DAY THE WORLD ENDED (1956)

Roger Corman tourne avec un budget ridicule la mésaventure de sept survivants de la fin du monde menacés par un mutant monstrueux et affamé…

DAY THE WORLD ENDED

 

1956 – USA

 

Réalisé par Roger Corman

 

Avec Richard Denning, Lori Nelson, Adele Jergens, Mike Connors, Paul Birch, Raymond Hatton, Paul Dubov, Jonathan Haze

 

THEMA MUTATIONS

Comment raconter les ravages d’un holocauste nucléaire sur toute la surface de la planète et la mutation d’hommes en créatures monstrueuses lorsqu’on ne dispose que de neuf jours de tournage, de sept acteurs et d’un budget de moins de 100 000 dollars ? Réponse : en confiant le film à Roger Corman ! Et tandis que le producteur James H. Nicholson prépare une campagne publicitaire alléchante laissant imaginer un film de science-fiction spectaculaire garni de monstres baveux, Corman, alors aux commandes de son quatrième film en tant que réalisateur, s’acquitte sans complexe des moyens anémiques à sa disposition pour conter ce drame pessimiste, dont le texte d’introduction nous annonce qu’il commence par la fin. En effet, après quelques stock-shots d’explosions atomiques, nous apprenons que le monde a été contaminé par les radiations, et que les survivants sont rares. Le capitaine Maddison (Paul Birch, héros de The Beast with a Million Eyes) et sa fille Louise (Lori Nelson, vue dans La Revanche de la Créature) ont réchappé à la catastrophe et se réfugient dans leur petite maison au milieu des bois.

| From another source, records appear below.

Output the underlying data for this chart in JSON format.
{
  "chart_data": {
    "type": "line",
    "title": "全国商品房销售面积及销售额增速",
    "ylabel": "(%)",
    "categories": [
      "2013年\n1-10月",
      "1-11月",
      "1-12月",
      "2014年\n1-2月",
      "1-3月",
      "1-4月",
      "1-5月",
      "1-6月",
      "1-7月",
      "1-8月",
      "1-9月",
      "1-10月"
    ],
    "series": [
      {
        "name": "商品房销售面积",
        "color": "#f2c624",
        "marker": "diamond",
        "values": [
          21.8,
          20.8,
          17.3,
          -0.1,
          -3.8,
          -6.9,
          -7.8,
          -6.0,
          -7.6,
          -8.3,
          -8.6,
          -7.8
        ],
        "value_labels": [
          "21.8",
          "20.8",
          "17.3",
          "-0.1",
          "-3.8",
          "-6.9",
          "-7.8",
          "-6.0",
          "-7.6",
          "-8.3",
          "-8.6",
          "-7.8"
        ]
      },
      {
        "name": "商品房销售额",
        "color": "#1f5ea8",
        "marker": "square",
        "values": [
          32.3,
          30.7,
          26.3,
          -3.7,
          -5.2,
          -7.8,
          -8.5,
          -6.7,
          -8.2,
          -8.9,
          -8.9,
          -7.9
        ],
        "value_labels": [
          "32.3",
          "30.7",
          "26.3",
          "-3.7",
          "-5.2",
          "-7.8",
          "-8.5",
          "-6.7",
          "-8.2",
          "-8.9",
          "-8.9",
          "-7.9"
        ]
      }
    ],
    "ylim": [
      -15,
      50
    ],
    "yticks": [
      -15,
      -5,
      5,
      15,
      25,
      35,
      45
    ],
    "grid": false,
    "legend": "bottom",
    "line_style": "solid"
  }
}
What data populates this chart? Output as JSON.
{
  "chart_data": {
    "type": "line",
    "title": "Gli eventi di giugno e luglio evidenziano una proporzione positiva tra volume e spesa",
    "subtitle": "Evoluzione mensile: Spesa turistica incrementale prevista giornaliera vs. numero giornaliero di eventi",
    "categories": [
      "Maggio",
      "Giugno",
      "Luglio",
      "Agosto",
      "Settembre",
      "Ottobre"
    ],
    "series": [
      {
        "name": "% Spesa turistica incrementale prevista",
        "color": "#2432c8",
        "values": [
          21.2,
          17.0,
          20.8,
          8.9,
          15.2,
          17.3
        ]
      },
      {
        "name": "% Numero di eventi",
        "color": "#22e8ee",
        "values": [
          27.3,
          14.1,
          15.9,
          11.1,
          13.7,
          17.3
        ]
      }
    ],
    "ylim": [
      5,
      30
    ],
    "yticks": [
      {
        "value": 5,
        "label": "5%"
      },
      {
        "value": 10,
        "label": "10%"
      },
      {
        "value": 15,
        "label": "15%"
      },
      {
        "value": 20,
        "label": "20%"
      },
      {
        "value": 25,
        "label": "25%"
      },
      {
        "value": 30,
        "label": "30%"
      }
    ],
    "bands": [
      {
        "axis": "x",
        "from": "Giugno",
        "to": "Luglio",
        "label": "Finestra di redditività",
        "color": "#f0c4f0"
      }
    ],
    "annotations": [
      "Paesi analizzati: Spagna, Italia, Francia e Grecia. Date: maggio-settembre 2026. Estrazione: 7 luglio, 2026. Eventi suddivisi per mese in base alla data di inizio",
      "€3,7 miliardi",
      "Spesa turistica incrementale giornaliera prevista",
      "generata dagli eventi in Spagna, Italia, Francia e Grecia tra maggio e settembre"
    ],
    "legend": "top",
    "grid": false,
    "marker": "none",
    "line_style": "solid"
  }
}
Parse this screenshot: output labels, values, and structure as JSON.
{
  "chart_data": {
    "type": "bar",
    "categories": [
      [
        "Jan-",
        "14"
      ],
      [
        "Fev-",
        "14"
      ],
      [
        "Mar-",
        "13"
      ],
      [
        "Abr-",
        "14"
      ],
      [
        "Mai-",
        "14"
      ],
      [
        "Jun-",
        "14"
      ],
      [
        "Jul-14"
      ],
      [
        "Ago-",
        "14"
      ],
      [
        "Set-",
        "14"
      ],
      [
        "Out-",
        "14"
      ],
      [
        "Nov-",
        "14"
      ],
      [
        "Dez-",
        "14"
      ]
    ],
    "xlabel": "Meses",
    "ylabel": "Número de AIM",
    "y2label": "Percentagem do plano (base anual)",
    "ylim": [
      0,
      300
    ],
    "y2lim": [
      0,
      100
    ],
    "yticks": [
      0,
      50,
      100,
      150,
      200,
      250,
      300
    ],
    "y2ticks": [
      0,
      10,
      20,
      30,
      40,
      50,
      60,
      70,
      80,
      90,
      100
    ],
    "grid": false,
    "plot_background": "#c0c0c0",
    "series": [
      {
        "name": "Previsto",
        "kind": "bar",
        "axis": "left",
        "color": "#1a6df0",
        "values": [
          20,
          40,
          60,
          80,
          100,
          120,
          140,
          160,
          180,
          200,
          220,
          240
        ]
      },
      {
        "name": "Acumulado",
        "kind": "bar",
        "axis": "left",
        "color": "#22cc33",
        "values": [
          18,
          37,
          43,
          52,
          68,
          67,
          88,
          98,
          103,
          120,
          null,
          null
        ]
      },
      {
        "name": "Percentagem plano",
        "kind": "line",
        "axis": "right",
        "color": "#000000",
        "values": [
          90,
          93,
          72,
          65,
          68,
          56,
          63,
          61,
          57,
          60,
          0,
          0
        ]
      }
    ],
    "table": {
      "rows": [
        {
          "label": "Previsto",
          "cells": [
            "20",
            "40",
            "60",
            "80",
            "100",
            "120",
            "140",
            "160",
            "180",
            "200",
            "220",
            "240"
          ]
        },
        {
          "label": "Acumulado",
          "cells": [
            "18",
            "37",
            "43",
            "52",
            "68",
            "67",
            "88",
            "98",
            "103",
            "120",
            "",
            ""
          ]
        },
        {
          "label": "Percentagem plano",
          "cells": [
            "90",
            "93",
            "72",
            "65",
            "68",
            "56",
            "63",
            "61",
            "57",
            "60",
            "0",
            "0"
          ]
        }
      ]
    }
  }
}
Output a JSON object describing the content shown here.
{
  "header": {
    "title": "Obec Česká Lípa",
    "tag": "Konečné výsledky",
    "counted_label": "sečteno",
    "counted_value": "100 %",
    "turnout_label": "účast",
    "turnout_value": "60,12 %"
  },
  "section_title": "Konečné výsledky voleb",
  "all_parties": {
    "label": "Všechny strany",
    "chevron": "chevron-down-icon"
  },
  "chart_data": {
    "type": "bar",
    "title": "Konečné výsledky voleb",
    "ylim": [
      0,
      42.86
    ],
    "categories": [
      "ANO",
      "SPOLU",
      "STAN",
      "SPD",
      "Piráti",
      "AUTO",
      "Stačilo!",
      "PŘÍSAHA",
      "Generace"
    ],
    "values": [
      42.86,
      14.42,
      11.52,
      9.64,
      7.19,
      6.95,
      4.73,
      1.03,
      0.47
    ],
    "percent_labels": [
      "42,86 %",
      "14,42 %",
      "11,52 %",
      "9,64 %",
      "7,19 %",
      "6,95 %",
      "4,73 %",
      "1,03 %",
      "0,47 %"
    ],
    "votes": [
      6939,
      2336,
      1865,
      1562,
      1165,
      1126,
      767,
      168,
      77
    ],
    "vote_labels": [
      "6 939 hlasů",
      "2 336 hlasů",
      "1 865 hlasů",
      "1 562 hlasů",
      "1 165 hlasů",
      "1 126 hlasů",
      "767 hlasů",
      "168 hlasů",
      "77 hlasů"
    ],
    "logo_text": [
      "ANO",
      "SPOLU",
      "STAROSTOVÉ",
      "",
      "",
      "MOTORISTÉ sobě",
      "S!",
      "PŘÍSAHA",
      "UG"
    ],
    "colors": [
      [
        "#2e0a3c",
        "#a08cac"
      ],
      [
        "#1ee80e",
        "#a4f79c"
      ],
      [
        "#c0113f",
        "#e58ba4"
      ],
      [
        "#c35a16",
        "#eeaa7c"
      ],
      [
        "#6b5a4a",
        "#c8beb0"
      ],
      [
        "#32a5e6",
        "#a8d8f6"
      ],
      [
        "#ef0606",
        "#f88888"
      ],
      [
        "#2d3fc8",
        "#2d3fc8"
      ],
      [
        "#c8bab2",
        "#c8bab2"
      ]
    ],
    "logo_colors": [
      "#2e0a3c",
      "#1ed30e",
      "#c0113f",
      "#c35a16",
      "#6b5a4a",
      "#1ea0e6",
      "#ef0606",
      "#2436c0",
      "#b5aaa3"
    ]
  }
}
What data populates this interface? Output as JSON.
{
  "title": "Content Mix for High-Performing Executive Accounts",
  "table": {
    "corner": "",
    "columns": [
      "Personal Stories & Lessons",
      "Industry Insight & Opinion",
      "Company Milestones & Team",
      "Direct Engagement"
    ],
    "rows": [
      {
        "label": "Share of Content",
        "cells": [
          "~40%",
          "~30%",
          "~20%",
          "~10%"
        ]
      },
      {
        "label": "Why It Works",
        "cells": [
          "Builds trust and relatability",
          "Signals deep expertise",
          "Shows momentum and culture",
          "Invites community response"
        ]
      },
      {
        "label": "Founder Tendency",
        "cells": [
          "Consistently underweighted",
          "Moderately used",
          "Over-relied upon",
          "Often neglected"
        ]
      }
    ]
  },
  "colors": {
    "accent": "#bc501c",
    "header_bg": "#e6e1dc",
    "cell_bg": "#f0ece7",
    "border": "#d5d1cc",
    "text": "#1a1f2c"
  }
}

Ces deux rescapés miraculeux sont bientôt rejoints par d’autres survivants qui n’échappent ni aux archétypes, ni à la caricature : Tony, un gangster à l’accent italien (Mike Connors, futur héros de Mannix), sa copine strip-teaseuse Ruby (Adele Jergens), le beau et blond géologue Rick (Richard Denning, vu dans L’Étrange Créature du lac noir), le vieux chercheur d’or Pete (Raymond Hatton), et un homme nommé Radek (Paul Dubov), en partie contaminé. Celui-ci a le visage à moitié défiguré, et il réclame instamment de la viande rouge, seule susceptible de le soulager. Le huis-clos s’avère rapidement étouffant, la tension montant peu à peu entre les protagonistes. Bientôt, il devient évident que les sept survivants ne sont pas seuls et qu’une entité étrange rode à proximité, prête à fondre sur eux. D’après le capitaine Maddison, il s’agit d’un mutant. Car lui-même a assisté à des essais nucléaires sur des animaux. Tous ont péri, sauf trois spécimens victimes alors de terribles mutations. Rien n’empêche donc d’imaginer que la chose dehors est un homme transformé par les radiations.

Le début de la fin

Lorsqu’enfin la bête montre le bout de son nez, les amateurs de rire au second degré ne sont guère déçus, tant son costume s’avère grotesque. Conçu et interprété par Paul Blaisdell, le mutant est une espèce de bibendum au front cornu, au museau pointu, aux trois yeux globuleux et aux nombreux bras qui pendouillent assez lamentablement. Comme il se doit, le monstre emporte dans ses bras la belle blonde du film puis est pris en chasse par l’intrépide héros. Faute de temps et de budget, Corman réduit donc l’action à deux décors (la maison et les bois avoisinants) et opte pour une mise en scène statique, quasi-théâtrale. Comme visiblement le scénario n’offre pas matière à maints développements, les situations finissent par se répéter jusqu’à la lassitude complète du spectateur. Ainsi Tony ne cesse-t-il de déclarer en vain sa flamme à Louise, Ruby n’en finit-elle pas de danser sur le même disque de swing et le capitaine ne se lasse-t-il pas de délivrer des dialogues sentencieux à fort caractère biblique. Reste à sauver une atmosphère oppressante plutôt réussie et un dénouement ouvert sur de nouveaux Adam et Ève, le film ne s’achevant pas, une fois n’est pas coutume, par « The End » mais par « The Beginning ».